6 thoughts on “Reader Friday: Hard Time

  1. Just had an experience with a beta reader who’s been absolutely loving the manuscript, reading voraciously, and giving me feedback every few chapters. But just as she got to the point where the reveals come at you hard and fast, she stopped responding. Trying not to panic, I first said, it’s a holiday (July 4th,) then a weekend, and then, she’s got a family and job to worry about, and then…
    Before you know it, I had the entire story rewritten or thrown in the trash. A week later, she writes and says how all hell has broken loose in her life, but that she’s finally gotten to the chapters in question and absolutely loved them.
    Okay, so I won’t throw 18 months work out. But yeah, “an ironclad intestinal tract” sums it up nicely.

    • Ed,
      We are all like turtles without shells. Easily crushed. So glad you didn’t give up.

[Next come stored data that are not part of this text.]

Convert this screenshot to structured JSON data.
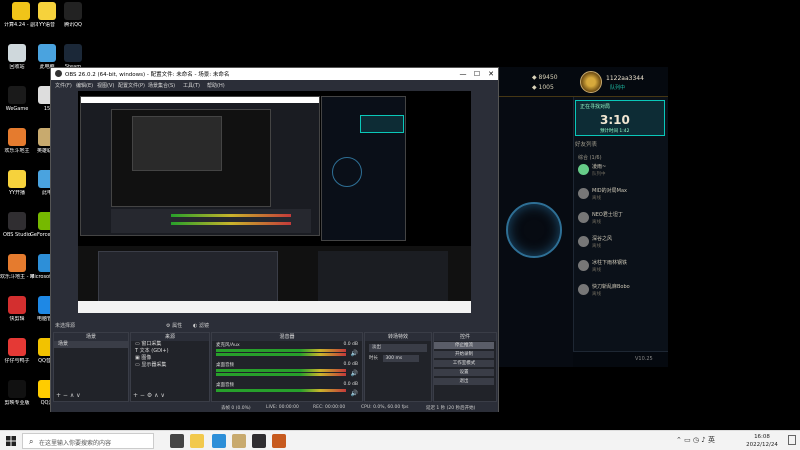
{
  "desktop": {
    "icons": [
      {
        "label": "计算4.24 - 副本111",
        "color": "#f0c419"
      },
      {
        "label": "YY语音",
        "color": "#f6d23c"
      },
      {
        "label": "腾讯QQ",
        "color": "#222"
      },
      {
        "label": "回收站",
        "color": "#cfd8dc"
      },
      {
        "label": "此电脑",
        "color": "#4aa3df"
      },
      {
        "label": "Steam",
        "color": "#1b2838"
      },
      {
        "label": "WeGame",
        "color": "#1a1a1a"
      },
      {
        "label": "15",
        "color": "#ddd"
      },
      {
        "label": "欢乐斗地主",
        "color": "#e57b2e"
      },
      {
        "label": "英雄联盟",
        "color": "#c8aa6e"
      },
      {
        "label": "YY开播",
        "color": "#f6d23c"
      },
      {
        "label": "此电",
        "color": "#4aa3df"
      },
      {
        "label": "OBS Studio",
        "color": "#302e31"
      },
      {
        "label": "GeForce Experience",
        "color": "#76b900"
      },
      {
        "label": "欢乐斗地主 - 本地残局版",
        "color": "#e57b2e"
      },
      {
        "label": "Microsoft Edge",
        "color": "#2d8fd8"
      },
      {
        "label": "快剪辑",
        "color": "#d32f2f"
      },
      {
        "label": "电脑管家",
        "color": "#1e88e5"
      },
      {
        "label": "仔仔与鸭子",
        "color": "#e53935"
      },
      {
        "label": "QQ音乐",
        "color": "#f2c200"
      },
      {
        "label": "剪映专业版",
        "color": "#111"
      },
      {
        "label": "QQ游",
        "color": "#ffcc00"
      }
    ]
  },
  "obs": {
    "title": "OBS 26.0.2 (64-bit, windows) - 配置文件: 未命名 - 场景: 未命名",
    "menus": [
      "文件(F)",
      "编辑(E)",
      "视图(V)",
      "配置文件(P)",
      "场景集合(S)",
      "工具(T)",
      "帮助(H)"
    ],
    "window_buttons": {
      "min": "—",
      "max": "☐",
      "close": "✕"
    },
    "source_bar": {
      "current": "未选择源",
      "properties": "属性",
      "filters": "滤镜"
    },
    "docks": {
      "scenes": {
        "title": "场景",
        "items": [
          "场景"
        ]
      },
      "sources": {
        "title": "来源",
        "items": [
          "窗口采集",
          "文本 (GDI+)",
          "图像",
          "显示器采集"
        ]
      },
      "mixer": {
        "title": "混音器",
        "channels": [
          {
            "name": "麦克风/Aux",
            "level": "0.0 dB"
          },
          {
            "name": "桌面音频",
            "level": "0.0 dB"
          },
          {
            "name": "桌面音频",
            "level": "0.0 dB"
          }
        ]
      },
      "transitions": {
        "title": "转场特效",
        "type": "淡出",
        "duration_label": "时长",
        "duration": "300 ms"
      },
      "controls": {
        "title": "控件",
        "buttons": [
          "停止推流",
          "开始录制",
          "工作室模式",
          "设置",
          "退出"
        ]
      }
    },
    "status": {
      "dropped": "丢帧 0 (0.0%)",
      "live": "LIVE: 00:00:00",
      "rec": "REC: 00:00:00",
      "cpu": "CPU: 0.0%, 60.00 fps",
      "stream": "延迟 1 秒 (20 秒后开始)"
    }
  },
  "lol": {
    "be": "89450",
    "rp": "1005",
    "player_name": "1122aa3344",
    "player_status": "队列中",
    "queue_title": "正在寻找对局",
    "queue_time": "3:10",
    "queue_sub": "预计时间 1:42",
    "friends_header": "好友列表",
    "group_label": "综合 (1/6)",
    "friends": [
      {
        "name": "凌雨~",
        "status": "队列中",
        "color": "#6c8"
      },
      {
        "name": "MID的对局Max",
        "status": "离线",
        "color": "#777"
      },
      {
        "name": "NEO君士坦丁",
        "status": "离线",
        "color": "#777"
      },
      {
        "name": "深谷之风",
        "status": "离线",
        "color": "#777"
      },
      {
        "name": "冰柱下雨林钢铁",
        "status": "离线",
        "color": "#777"
      },
      {
        "name": "快刀斩乱麻Bobo",
        "status": "离线",
        "color": "#777"
      }
    ],
    "version": "V10.25"
  },
  "taskbar": {
    "search_placeholder": "在这里输入你要搜索的内容",
    "time": "16:08",
    "date": "2022/12/24",
    "apps": [
      {
        "name": "task-view-icon",
        "color": "#444"
      },
      {
        "name": "file-explorer-icon",
        "color": "#f2c94c"
      },
      {
        "name": "edge-icon",
        "color": "#2d8fd8"
      },
      {
        "name": "lol-icon",
        "color": "#c8aa6e"
      },
      {
        "name": "obs-icon",
        "color": "#302e31"
      },
      {
        "name": "app-icon",
        "color": "#c75a1e"
      }
    ]
  }
}
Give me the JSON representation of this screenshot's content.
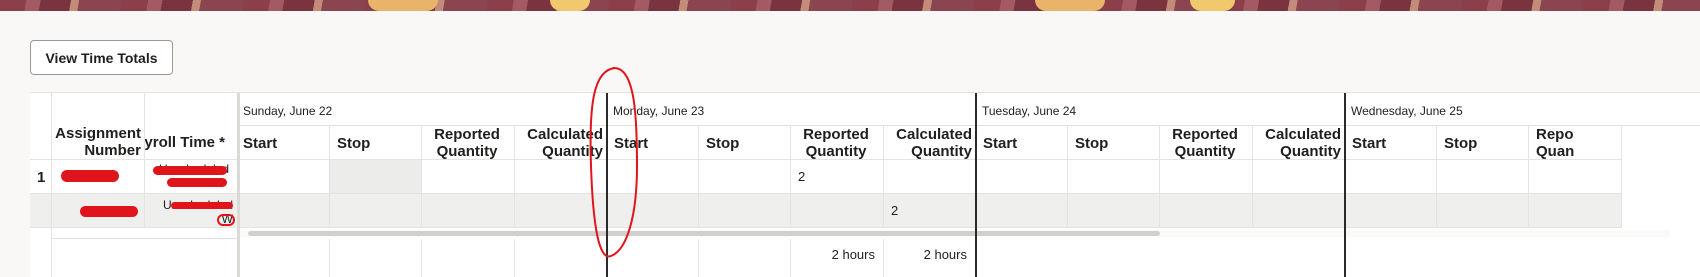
{
  "banner": {
    "accent_color": "#8a3f4a",
    "highlight_color": "#f0c86e"
  },
  "toolbar": {
    "view_time_totals_label": "View Time Totals"
  },
  "table": {
    "row_header_col": "",
    "col_assignment_number": "Assignment Number",
    "col_payroll_time_type": "Payroll Time *",
    "days": [
      {
        "label": "Sunday, June 22",
        "start": "Start",
        "stop": "Stop",
        "reported": "Reported Quantity",
        "calculated": "Calculated Quantity"
      },
      {
        "label": "Monday, June 23",
        "start": "Start",
        "stop": "Stop",
        "reported": "Reported Quantity",
        "calculated": "Calculated Quantity"
      },
      {
        "label": "Tuesday, June 24",
        "start": "Start",
        "stop": "Stop",
        "reported": "Reported Quantity",
        "calculated": "Calculated Quantity"
      },
      {
        "label": "Wednesday, June 25",
        "start": "Start",
        "stop": "Stop",
        "reported": "Repo Quan"
      }
    ],
    "rows": [
      {
        "row_number": "1",
        "assignment_number": "[redacted]",
        "time_type": "Unscheduled",
        "monday_reported": "2",
        "monday_calculated": ""
      },
      {
        "row_number": "",
        "assignment_number": "[redacted]",
        "time_type": "Unscheduled W",
        "monday_reported": "",
        "monday_calculated": "2"
      }
    ],
    "totals": {
      "monday_reported": "2 hours",
      "monday_calculated": "2 hours"
    }
  },
  "annotation_color": "#e0151b"
}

  2. It DOES take brains. And definitely ironclad intestinal tract. And patience. Lots and lots of patience. And the ability to keep believing in yourself through all the troughs and valleys.

  3. Two of my writing acquaintances were very successful in their genres. Both sold their first book to a NY conglomerate and didn’t look back. Neither had an editor who gave them rewrite hell for eight or so books. Then an editor said, “This book has problems. You need to rewrite it”. Both said “To hell with you,” and walked away from their careers.

    Other acquaintances, mostly in romance where rewrite hell is an everyday happening, shrug at the rewrite leter, rewrite the book, or reshape their career path and continue on.

    Rejections and rewrites give you spine and the ability to move forward. This is not a business for sissies and prima donnas.

    • An editor said, “this book has problems.”

      Yeah, the author, who couldn’t take input. 🙂

  4. This is like that idea that the harder you work the more successful you are. I first heard that said by an actress who was asked about how lucky she was. Her reply was “Isn’t it funny that the harder I’ve worked the luckier I’ve been.” I believe that whether it’s writing, or some other artistic pursuit, or sport, or business, sometimes the people who make it are not necessarily the most talented, but the ones who haven’t given up. Imagine if JK Rowling had given up after her first rejection! Or even after her 11th. An ironclad intestinal tract definitely helps!